I always like to thank that, as the priest raises the Host, and is it meets, eye to eye, as it were, with the image of the Crucified, a literal fusion of horizons occurs: the veil of time is rent, and the foundation of the world--its past, present, and future-- is revealed in the singular event of the killing of the God-Man by the hands of His own creation. Time is dissolved and subsumed in the age of mythology that Campbell describes. The bread becomes the image of the Crucified-- or rather, the fiction of bread and wine, as well as the walls and altars of the church-- are revealed to be "participants" in an age that has never ended-- but which, on the contrary, has always gone on, hidden, and untrammeled by profane reality. The bread has never been bread; and in the consecration, it is revealed to be what it has always been, what it is, and what it will always be: the Body of Christ, and the entirety of the Christ-event: from the Annunciation, to His Birth, right down to His Passion and Death-- and yes, the Resurrection, too. Mayhap one can even throw in the Ascension, for certainly, that event was a pledge of the glory that awaits man, and the Second Coming, where the triumph of goodness would reach its final, irrevocable completion-- and in our lives, this is understood as a total transformation into the image of Christ, Crucified and Risen-- and therefore Divine. If, perhaps, I am approaching ambiguity at this point, then I should smile, since, as everyone knows, confoundment is the beginning of wisdom (no doubt, one would be so confounded when faced with his Maker, or even the mysteries and wonders of his Maker).

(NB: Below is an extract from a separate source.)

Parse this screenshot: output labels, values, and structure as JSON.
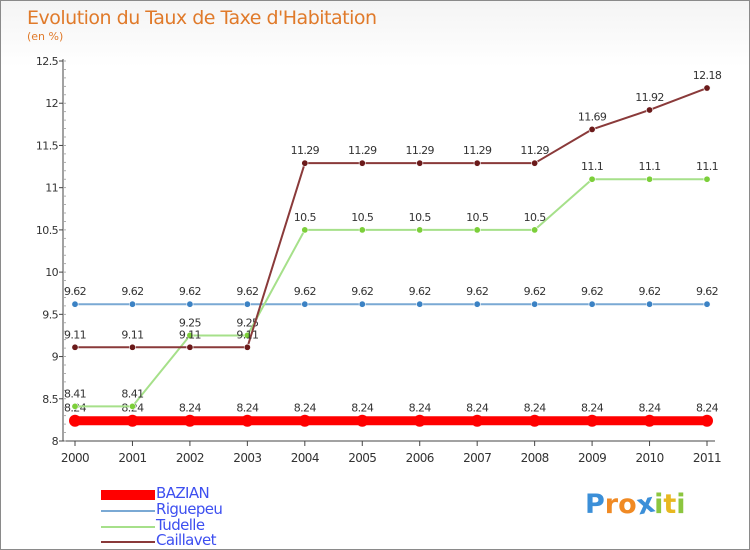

As with any mystery pertaining to the holy, the Holy Eucharist is an especially perplexing one to ponder. But perhaps the proper attitude to the holy is not so much one of scrutiny, categorization, and codification. Rather, I am starting to believe that to "mingle" with the holy is to realize the utter falsehood of the sensate and the immediate: that the primary task of the servant of the gods is to sense what cannot be sensed, and to immerse themselves in it completely. It is to be subsumed in the world of gods and monsters, heroes and conquerors, where bread is bread, even though it has never really been bread, and there was never "bread" to begin with.